A woman who had suffered a condition of hemorrhaging for twelve years—a long succession of physicians had treated her, and treated her badly, taking all her money and leaving her worse off than before—had heard about Jesus. She slipped in from behind and touched his robe. She was thinking to herself, “If I can put a finger on his robe, I can get well.” The moment she did it, the flow of blood dried up. She could feel the change and knew her plague was over and done with.
At the same moment, Jesus felt energy discharging from him. He turned around to the crowd and asked, “Who touched my robe?”
His disciples said, “What are you talking about? With this crowd pushing and jostling you, you’re asking, ‘Who touched me?’ Dozens have touched you!”
But he went on asking, looking around to see who had done it. The woman, knowing what had happened, knowing she was the one, stepped up in fear and trembling, knelt before him, and gave him the whole story.
Jesus said to her, “Daughter, you took a risk of faith, and now you’re healed and whole. Live well, live blessed! Be healed of your plague.”
While he was still talking, some people came from the leader’s house and told him, “Your daughter is dead. Why bother the Teacher any more?”
Jesus overheard what they were talking about and said to the leader, “Don’t listen to them; just trust me.”
He permitted no one to go in with him except Peter, James, and John. They entered the leader’s house and pushed their way through the gossips looking for a story and neighbors bringing in casseroles. Jesus was abrupt: “Why all this busybody grief and gossip? This child isn’t dead; she’s sleeping.” Provoked to sarcasm, they told him he didn’t know what he was talking about.
But when he had sent them all out, he took the child’s father and mother, along with his companions, and entered the child’s room. He clasped the girl’s hand and said, “Talitha koum,” which means, “Little girl, get up.” At that, she was up and walking around! This girl was twelve years of age. They, of course, were all beside themselves with joy. He gave them strict orders that no one was to know what had taken place in that room. Then he said, “Give her something to eat.”

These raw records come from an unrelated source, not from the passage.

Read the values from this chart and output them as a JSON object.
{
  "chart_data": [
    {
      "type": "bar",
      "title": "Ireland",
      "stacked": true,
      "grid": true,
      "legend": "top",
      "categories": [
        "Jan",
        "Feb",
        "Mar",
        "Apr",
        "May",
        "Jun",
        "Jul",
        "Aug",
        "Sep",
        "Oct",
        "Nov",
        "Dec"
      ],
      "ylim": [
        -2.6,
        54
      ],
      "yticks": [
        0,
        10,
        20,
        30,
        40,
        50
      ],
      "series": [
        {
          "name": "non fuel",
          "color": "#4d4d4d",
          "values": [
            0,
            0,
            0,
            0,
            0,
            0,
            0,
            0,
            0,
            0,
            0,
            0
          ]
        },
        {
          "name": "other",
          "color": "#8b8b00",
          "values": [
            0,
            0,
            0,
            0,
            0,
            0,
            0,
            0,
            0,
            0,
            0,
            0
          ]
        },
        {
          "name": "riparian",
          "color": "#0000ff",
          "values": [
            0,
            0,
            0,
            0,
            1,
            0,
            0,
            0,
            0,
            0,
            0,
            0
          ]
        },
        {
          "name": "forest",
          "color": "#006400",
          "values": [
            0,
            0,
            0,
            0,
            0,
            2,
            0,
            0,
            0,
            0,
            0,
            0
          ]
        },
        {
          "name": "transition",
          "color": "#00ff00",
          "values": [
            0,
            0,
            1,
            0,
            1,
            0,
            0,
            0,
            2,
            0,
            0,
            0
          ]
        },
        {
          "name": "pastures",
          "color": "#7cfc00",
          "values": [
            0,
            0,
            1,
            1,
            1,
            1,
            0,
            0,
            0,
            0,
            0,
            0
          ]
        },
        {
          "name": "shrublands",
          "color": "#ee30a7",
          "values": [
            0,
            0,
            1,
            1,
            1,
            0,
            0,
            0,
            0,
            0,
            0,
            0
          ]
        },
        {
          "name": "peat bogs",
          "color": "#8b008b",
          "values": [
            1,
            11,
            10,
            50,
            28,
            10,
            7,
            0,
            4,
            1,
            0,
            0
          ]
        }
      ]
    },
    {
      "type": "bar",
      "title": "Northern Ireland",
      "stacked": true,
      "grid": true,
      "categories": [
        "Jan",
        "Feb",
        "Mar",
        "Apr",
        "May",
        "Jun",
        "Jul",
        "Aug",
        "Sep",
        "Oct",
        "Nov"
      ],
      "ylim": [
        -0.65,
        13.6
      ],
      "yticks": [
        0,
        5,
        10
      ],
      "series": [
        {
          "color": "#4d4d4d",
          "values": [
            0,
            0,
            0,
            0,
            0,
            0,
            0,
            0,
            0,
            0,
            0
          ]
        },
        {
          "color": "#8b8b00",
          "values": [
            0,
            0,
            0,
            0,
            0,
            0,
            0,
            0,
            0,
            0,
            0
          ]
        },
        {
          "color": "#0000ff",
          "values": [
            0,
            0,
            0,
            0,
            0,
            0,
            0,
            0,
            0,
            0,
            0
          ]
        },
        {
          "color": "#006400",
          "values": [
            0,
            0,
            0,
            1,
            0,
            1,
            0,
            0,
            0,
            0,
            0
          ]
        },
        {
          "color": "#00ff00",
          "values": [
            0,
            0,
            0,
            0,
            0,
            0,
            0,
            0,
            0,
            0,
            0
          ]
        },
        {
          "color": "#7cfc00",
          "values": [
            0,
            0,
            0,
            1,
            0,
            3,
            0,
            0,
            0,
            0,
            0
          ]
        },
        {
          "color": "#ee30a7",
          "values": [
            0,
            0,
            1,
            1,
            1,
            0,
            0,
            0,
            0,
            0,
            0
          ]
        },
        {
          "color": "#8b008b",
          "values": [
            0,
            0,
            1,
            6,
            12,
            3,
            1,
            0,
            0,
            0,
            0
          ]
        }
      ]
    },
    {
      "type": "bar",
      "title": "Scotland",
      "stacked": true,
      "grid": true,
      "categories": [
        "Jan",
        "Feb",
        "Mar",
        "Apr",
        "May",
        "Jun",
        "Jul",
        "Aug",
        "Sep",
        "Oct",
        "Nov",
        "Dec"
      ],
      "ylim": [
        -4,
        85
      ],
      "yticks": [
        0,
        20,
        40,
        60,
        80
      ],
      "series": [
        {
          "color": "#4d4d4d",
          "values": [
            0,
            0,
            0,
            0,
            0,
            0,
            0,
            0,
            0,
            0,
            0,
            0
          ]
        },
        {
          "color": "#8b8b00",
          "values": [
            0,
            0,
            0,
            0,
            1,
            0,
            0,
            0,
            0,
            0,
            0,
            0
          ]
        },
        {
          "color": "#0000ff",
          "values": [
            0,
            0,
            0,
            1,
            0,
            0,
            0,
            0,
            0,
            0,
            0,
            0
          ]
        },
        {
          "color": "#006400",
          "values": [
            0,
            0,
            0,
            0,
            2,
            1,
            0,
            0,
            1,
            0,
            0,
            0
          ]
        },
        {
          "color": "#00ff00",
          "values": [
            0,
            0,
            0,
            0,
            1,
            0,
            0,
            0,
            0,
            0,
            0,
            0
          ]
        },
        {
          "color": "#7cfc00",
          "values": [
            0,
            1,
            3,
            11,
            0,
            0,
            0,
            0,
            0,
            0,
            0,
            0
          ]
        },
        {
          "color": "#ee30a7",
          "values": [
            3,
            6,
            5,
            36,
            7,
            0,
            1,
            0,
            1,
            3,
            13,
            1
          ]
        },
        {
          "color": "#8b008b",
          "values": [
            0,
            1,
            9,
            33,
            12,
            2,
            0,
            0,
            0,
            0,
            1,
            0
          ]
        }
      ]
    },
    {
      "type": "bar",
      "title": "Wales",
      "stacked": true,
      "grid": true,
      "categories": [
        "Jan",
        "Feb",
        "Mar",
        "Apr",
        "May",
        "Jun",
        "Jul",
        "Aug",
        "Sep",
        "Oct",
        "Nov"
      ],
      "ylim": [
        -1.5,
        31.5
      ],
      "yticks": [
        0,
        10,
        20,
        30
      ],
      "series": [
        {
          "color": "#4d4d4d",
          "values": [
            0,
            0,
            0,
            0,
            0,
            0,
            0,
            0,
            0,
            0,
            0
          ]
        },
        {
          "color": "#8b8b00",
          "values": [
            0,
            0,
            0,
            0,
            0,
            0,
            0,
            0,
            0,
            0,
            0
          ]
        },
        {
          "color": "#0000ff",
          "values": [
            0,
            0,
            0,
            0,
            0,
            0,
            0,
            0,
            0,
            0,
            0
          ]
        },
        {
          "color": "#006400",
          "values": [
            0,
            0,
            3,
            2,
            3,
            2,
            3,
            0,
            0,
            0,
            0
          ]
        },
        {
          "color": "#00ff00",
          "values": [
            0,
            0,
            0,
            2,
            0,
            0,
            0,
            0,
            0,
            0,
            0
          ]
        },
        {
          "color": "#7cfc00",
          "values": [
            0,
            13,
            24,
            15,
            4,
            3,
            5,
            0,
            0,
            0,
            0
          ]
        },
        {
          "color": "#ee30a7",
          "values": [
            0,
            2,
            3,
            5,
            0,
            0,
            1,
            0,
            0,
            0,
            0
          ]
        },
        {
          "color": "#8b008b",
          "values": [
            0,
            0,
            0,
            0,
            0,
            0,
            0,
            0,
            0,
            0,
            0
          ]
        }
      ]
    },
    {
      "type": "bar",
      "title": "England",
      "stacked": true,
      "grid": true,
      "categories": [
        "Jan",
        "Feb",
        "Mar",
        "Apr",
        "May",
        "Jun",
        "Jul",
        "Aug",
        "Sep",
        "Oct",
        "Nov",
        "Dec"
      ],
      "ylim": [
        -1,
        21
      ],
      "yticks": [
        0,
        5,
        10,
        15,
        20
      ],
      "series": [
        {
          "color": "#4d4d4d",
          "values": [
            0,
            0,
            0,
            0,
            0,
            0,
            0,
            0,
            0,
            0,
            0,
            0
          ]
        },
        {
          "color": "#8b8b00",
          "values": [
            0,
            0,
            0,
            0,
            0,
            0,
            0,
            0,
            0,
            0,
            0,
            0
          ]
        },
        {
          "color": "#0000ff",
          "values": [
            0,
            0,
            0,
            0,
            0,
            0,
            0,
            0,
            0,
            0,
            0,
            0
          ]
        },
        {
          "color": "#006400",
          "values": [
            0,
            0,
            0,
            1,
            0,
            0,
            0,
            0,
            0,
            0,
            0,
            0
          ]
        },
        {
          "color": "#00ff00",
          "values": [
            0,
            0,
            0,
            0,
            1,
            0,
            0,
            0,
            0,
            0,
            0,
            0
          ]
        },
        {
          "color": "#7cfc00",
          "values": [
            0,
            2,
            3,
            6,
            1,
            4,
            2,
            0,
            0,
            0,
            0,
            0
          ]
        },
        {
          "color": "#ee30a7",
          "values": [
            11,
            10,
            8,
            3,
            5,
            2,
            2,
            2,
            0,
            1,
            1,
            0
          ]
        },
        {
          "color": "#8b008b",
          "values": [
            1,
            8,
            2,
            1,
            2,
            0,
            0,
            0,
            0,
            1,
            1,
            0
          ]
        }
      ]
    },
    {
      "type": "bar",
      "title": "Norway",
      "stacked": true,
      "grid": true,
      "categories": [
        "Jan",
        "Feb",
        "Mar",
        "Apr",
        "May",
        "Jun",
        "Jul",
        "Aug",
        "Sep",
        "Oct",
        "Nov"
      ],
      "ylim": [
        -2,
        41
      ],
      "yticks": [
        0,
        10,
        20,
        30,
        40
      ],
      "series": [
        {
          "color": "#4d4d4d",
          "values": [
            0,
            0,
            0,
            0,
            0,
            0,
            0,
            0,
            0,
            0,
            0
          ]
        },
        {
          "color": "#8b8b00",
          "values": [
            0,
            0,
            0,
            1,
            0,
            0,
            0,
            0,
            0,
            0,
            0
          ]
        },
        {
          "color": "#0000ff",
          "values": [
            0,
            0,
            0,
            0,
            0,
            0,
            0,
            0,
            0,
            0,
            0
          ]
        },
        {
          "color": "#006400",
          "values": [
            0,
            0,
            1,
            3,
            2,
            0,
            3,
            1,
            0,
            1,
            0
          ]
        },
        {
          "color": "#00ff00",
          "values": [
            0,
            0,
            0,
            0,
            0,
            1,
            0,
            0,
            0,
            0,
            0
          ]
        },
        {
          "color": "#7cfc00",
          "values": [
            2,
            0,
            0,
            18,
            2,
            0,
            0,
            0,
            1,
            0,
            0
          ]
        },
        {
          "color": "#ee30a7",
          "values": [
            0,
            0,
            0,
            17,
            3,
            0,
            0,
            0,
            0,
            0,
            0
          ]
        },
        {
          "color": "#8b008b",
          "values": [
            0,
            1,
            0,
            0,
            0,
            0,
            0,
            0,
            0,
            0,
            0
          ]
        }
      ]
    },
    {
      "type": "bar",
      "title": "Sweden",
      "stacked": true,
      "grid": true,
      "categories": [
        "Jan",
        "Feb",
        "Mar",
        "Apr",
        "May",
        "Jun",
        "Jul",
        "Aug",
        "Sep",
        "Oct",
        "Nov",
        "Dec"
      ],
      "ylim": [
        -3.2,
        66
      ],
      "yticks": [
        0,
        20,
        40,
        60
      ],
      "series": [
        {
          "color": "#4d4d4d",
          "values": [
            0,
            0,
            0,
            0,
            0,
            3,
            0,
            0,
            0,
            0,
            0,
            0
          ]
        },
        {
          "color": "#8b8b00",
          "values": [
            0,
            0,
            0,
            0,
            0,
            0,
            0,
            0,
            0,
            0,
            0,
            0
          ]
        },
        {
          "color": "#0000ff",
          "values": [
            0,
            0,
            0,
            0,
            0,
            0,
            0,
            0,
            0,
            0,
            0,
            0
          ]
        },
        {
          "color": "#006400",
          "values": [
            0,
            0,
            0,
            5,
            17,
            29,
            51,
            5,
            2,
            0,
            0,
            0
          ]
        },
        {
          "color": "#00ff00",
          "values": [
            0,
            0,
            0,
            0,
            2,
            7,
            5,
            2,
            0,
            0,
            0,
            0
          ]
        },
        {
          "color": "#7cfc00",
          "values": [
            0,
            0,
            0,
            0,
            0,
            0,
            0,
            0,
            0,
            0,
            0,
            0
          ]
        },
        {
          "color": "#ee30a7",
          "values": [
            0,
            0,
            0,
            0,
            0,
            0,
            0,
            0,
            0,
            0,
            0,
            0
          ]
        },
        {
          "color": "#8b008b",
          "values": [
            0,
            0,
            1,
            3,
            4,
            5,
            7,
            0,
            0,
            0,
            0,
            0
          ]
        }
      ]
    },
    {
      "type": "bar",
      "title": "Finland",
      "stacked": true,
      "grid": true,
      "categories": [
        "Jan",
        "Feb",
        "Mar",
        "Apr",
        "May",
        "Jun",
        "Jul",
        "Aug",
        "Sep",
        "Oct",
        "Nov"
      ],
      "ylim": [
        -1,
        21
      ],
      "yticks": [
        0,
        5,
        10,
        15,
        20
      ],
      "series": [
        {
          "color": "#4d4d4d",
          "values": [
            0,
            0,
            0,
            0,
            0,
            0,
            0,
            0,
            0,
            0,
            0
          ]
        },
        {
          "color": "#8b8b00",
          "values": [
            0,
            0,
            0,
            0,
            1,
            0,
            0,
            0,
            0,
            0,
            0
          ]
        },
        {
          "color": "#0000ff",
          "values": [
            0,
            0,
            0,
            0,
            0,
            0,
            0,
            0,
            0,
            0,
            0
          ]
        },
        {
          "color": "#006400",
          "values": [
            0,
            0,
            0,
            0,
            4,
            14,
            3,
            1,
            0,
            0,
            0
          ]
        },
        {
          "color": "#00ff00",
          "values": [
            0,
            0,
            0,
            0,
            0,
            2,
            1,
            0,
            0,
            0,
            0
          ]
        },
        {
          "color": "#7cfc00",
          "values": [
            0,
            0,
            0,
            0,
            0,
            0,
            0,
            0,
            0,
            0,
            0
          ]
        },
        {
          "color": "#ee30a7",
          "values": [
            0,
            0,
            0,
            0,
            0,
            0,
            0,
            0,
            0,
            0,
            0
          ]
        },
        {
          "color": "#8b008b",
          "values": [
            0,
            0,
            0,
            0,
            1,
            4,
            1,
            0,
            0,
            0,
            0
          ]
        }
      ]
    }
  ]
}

As I think about this story this morning I am struck by the reality that faith is costly. Trusting Jesus is not cheap and it is not easy. If I am going to follow Jesus with authenticity and integrity it will, at some point, cost me something.
The cost is not in money.
The cost is in risk.
First, Jairus, one of the leaders of the Synagogue sought out Jesus to heal his daughter. He doesn’t come with pride or arrogance. He comes in humility and respect. He approaches Jesus and falls to his knees and begs. This is so unbecoming of a leader! Could you imagine the social fall out? Here he is a leader in the Synagogue and he’s begging this rabbi, this rabbi who is not all that well liked, to heal his daughter. The cost of that socially would have been great. He believed that Jesus could heal his daughter but to do so he needed to ask and he needed to do it immediately. This resulted in him embarrassing himself publicly. To trust Jesus, to display his faith required risk.
Jairus was willing to risk it.
Second, the woman who touched the hem of Jesus’ robe had to risk as well. She was risking even more. This woman was ceremonially unclean and had been for years. She couldn’t stop bleeding and doctors proved unable to help her. Because of that she had to stay away from people. Otherwise, she put herself at risk for being punished. She was an untouchable. So, she risked the possibility of severe punishment because of her faith. This is why she was hiding in the crowd and tried to hide from Jesus. But, she trusted that Jesus could heal her and make her whole.
For her, the risk was worth it.
I suppose the question for me and for you this morning is, what do I know that I need to risk but have not been willing to risk? In what ways do I protect myself instead of trusting Jesus?